The following September, Woodhope went to Bryn Mawr, where she became an English major and would go on to write feminist fantasy novels. According to her autobiography, Cauldron Sister, her dreams ceased once she left Massachusetts. But there was one final vision she held back from Dorman: She dreamed of a short grounder along the first-base line, the ball hop-rolling gaily through the legs of an instantly ruined Bill Buckner and continuing on over the queasy green outfield at Shea Stadium. It was, of course, Game 6 of the upcoming 1986 World Series. This was the first time, she wrote, that she actually understood what she had seen, and what it would mean to Dorman and his listeners: that Boston would have to wait another eighteen years before it could break the curse laid on the Red Sox by Babe Ruth, that noted warlock of swat.
“I couldn’t put that kind of sadness out into the world,” she wrote, “especially since I knew it would only come back to me threefold: that is the Law.” Still, an unlikely friendship had developed between the DJ and the composed young witch, and so on her last broadcast that Labor Day, she kept her silence, offering only a hopeful Wiccan farewell: “Hoof and horn, hoof and horn, all that dies shall be reborn. Corn and grain, corn and grain, all that falls shall rise again. So mote it be!”
I actually wish this had been written before the 2004 World Series so it didn’t include the “another eighteen years”; it’s obviously much more melancholy if you think about a vision of the Red Sox never winning the World Series.

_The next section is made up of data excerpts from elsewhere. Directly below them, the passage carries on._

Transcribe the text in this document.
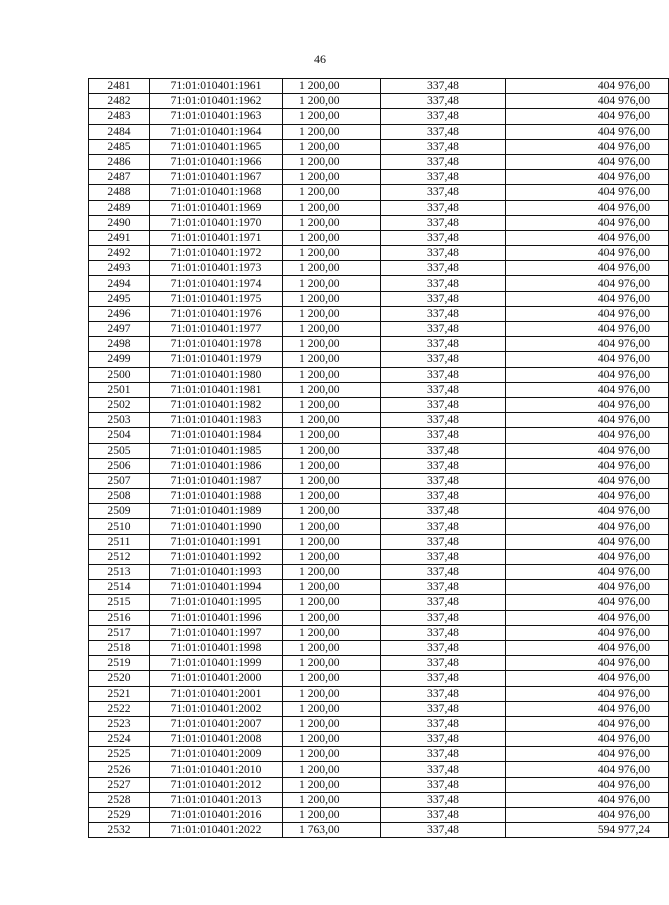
46
2481	71:01:010401:1961	1 200,00	337,48	404 976,00
2482	71:01:010401:1962	1 200,00	337,48	404 976,00
2483	71:01:010401:1963	1 200,00	337,48	404 976,00
2484	71:01:010401:1964	1 200,00	337,48	404 976,00
2485	71:01:010401:1965	1 200,00	337,48	404 976,00
2486	71:01:010401:1966	1 200,00	337,48	404 976,00
2487	71:01:010401:1967	1 200,00	337,48	404 976,00
2488	71:01:010401:1968	1 200,00	337,48	404 976,00
2489	71:01:010401:1969	1 200,00	337,48	404 976,00
2490	71:01:010401:1970	1 200,00	337,48	404 976,00
2491	71:01:010401:1971	1 200,00	337,48	404 976,00
2492	71:01:010401:1972	1 200,00	337,48	404 976,00
2493	71:01:010401:1973	1 200,00	337,48	404 976,00
2494	71:01:010401:1974	1 200,00	337,48	404 976,00
2495	71:01:010401:1975	1 200,00	337,48	404 976,00
2496	71:01:010401:1976	1 200,00	337,48	404 976,00
2497	71:01:010401:1977	1 200,00	337,48	404 976,00
2498	71:01:010401:1978	1 200,00	337,48	404 976,00
2499	71:01:010401:1979	1 200,00	337,48	404 976,00
2500	71:01:010401:1980	1 200,00	337,48	404 976,00
2501	71:01:010401:1981	1 200,00	337,48	404 976,00
2502	71:01:010401:1982	1 200,00	337,48	404 976,00
2503	71:01:010401:1983	1 200,00	337,48	404 976,00
2504	71:01:010401:1984	1 200,00	337,48	404 976,00
2505	71:01:010401:1985	1 200,00	337,48	404 976,00
2506	71:01:010401:1986	1 200,00	337,48	404 976,00
2507	71:01:010401:1987	1 200,00	337,48	404 976,00
2508	71:01:010401:1988	1 200,00	337,48	404 976,00
2509	71:01:010401:1989	1 200,00	337,48	404 976,00
2510	71:01:010401:1990	1 200,00	337,48	404 976,00
2511	71:01:010401:1991	1 200,00	337,48	404 976,00
2512	71:01:010401:1992	1 200,00	337,48	404 976,00
2513	71:01:010401:1993	1 200,00	337,48	404 976,00
2514	71:01:010401:1994	1 200,00	337,48	404 976,00
2515	71:01:010401:1995	1 200,00	337,48	404 976,00
2516	71:01:010401:1996	1 200,00	337,48	404 976,00
2517	71:01:010401:1997	1 200,00	337,48	404 976,00
2518	71:01:010401:1998	1 200,00	337,48	404 976,00
2519	71:01:010401:1999	1 200,00	337,48	404 976,00
2520	71:01:010401:2000	1 200,00	337,48	404 976,00
2521	71:01:010401:2001	1 200,00	337,48	404 976,00
2522	71:01:010401:2002	1 200,00	337,48	404 976,00
2523	71:01:010401:2007	1 200,00	337,48	404 976,00
2524	71:01:010401:2008	1 200,00	337,48	404 976,00
2525	71:01:010401:2009	1 200,00	337,48	404 976,00
2526	71:01:010401:2010	1 200,00	337,48	404 976,00
2527	71:01:010401:2012	1 200,00	337,48	404 976,00
2528	71:01:010401:2013	1 200,00	337,48	404 976,00
2529	71:01:010401:2016	1 200,00	337,48	404 976,00
2532	71:01:010401:2022	1 763,00	337,48	594 977,24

Yes, if you like this excerpt, you will like the book. As another endorsement, when interviewed on “The Daily Show” about this book, John Hodgman made Jon Stewart laugh repeatedly to the point that he had trouble getting his questions out, in a way I have not seen before or since. Why, if there had been a wall behind him, he might have hit his head from throwing it backwards as a result of all the uproariousness.
Now, please feel free to comment on all this, so that I can continue to post excerpts from books under the guise of “fair use for the purpose of criticism and commentary,” at least until spring training starts.
The magic robots over at Diamond Mind have released their annual player projections disc, in advance of their 2006 version of their game. Over at the Baseball Primer, a guy named SG ran 100 seasons with their projections, which Diamond Mind tends to do itself at some preseason point. The average number of wins they come up with over 100 seasons tends to be a reasonably good predictor of the actual season.
SG’s top teams?
AL East: Toronto, with 86 wins, tops the Yanks by 1
AL Central: Cleveland takes it with 92
AL West: Oakland with 96, the best total in baseball
NL East: Mets. Really. The Mets, with 93
NL Central: The Cardinals, falling a bit to only 94 wins.
NL West: Padres, climbing to 85 wins
The Cardinals make the playoffs 80 out of 100 seasons, either via a title or the Wild Card. Cubs win 85 and make the playoffs 38 times. Dodgers come in at 83 wins and 30 playoff appearances. Special to Toby: Pittsburgh averages 82 wins and makes 20 playoff appearances!!!
Kansas City, Cincinnati, and Florida
are the only three teams never to make the playoffs. But I suppose their fans didn’t need magic robots to tell them that, did they?